Emmanuel Séraphin ne se cantonne pas à son bureau de maire. On le retrouve avant tout sur le terrain, dans les quartiers, au contact direct des administrés. Peu enclin à la médiatisation et à la communication excessive, il privilégie la discrétion et l’échange franc, sans langue de bois, loin du "mi aime zot tout". (Photo www.imazpress.com)
Lorsqu’il apparaît dans les médias, c’est à l’occasion d’événements précis, comme l’inauguration de la piscine de Vue-Belle, un projet longtemps abandonné par son prédécesseur. Il en va de même pour l’Éco-Cité de Cambaie, projet ancien et complexe qu’il a estimé de son devoir de mener à terme.
Il arrive parfois que les intérêts des plus favorisés entrent en contradiction avec ceux des plus modestes. Il faut alors trancher. La ZAC Renaissance 3 impacte certaines villas qui bénéficiaient d’une vue sur la savane et l’océan, tandis que d’autres personnes attendent un logement, vivent dans la rue ou dans la précarité.
- Pas de calcul politique -
Pour Emmanuel Séraphin, un maire responsable se doit de faire un choix, malgré les tentatives de manipulation de certains habitants par ses adversaires politiques, qui ont pourtant eux-mêmes, à l’époque, déclassé ce secteur de la ZAC de Plateau Caillou, une vérité que beaucoup ignorent.
Ces projets sont essentiels non seulement pour les Saint-Paulois, mais aussi pour les Réunionnais en quête de logements, de locaux professionnels ou d’infrastructures sportives, dans un contexte de forte croissance démographique.
Là où d’autres auraient attendu après 2026 par calcul politique.
Emmanuel Séraphin refuse d’abandonner les projets hérités de ses prédécesseurs, afin d’éviter le gaspillage de millions d’euros d’argent public déjà investis.
Autre enjeu majeur : le vieillissement de la population. Malgré les actions menées bien au-delà de la Semaine Bleue, la question demeure de savoir comment accompagner davantage les personnes âgées, qu’il considère non comme un vivier électoral, mais comme des piliers, des zarboutants, garants de la mémoire et des traditions.

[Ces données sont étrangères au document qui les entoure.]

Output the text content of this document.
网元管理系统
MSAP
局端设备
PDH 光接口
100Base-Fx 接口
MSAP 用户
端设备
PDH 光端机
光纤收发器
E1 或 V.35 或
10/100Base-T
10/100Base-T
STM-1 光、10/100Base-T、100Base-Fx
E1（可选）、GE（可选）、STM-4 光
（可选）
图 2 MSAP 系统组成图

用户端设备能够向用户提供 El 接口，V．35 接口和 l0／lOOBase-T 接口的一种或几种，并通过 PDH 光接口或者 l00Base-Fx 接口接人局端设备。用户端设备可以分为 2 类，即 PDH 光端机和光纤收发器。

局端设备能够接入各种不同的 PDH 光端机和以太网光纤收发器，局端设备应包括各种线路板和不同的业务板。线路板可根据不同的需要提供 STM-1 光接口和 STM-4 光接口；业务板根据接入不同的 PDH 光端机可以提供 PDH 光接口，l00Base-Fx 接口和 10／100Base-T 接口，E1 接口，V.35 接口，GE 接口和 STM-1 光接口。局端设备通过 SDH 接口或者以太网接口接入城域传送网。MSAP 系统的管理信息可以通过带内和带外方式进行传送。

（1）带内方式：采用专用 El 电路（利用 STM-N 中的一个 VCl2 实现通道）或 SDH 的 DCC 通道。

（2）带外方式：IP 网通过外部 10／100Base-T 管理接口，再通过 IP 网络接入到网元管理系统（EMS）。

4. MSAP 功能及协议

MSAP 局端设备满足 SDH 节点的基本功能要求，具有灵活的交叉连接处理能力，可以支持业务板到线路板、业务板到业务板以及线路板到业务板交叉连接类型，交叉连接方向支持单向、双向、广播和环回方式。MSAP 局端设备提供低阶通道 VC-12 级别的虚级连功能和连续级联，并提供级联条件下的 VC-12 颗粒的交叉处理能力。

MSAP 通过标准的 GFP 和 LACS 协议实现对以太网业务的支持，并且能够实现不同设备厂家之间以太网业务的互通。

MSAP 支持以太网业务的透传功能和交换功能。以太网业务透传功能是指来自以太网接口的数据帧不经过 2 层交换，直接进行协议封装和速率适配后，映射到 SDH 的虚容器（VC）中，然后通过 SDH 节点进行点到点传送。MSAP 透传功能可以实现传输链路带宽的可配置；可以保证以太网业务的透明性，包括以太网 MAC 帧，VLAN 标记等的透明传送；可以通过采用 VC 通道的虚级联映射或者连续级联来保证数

Pour lui, un maire doit tenir ses engagements, comme l’a montré la mise en place de la cantine scolaire gratuite, d’abord vivement critiquée puis aujourd’hui largement reprise. Sa vision politique repose sur le respect et l’écoute, les administrés ne sont pas de simples électeurs, mais des citoyens porteurs de besoins concrets, qu’il a reçus tout au long de sa mandature, sans distinction d’opinion.
- Une présence constante -
Ce respect s’applique aussi aux agents municipaux. Dès 2020, il a amélioré leurs conditions de travail, renouvelé les équipements des agents techniques, mis en place un plan de titularisation et instauré des primes pour valoriser le professionnalisme et l’assiduité.
Malgré les coups bas, Emmanuel Séraphin refuse la politique du dénigrement. Il considère ses adversaires comme des interlocuteurs légitimes, malgré les attaques et les contestations, et préfère informer sur la réalité de ce qui est faisable plutôt que promettre l’irréalisable.
Depuis son arrivée à la tête de la municipalité, il a compris que la fonction de maire exige une présence constante sur le terrain, afin de s’assurer que les projets se concrétisent et d’entendre directement les doléances, les désaccords comme les satisfactions des habitants.
Un second mandat est envisageable, mais rien n’est acquis, le poste de premier magistrat de la commune est un mandat, un CDD que seuls les électeurs peuvent signer ou non.
Une vision humaine, réaliste, et pas uniquement politique.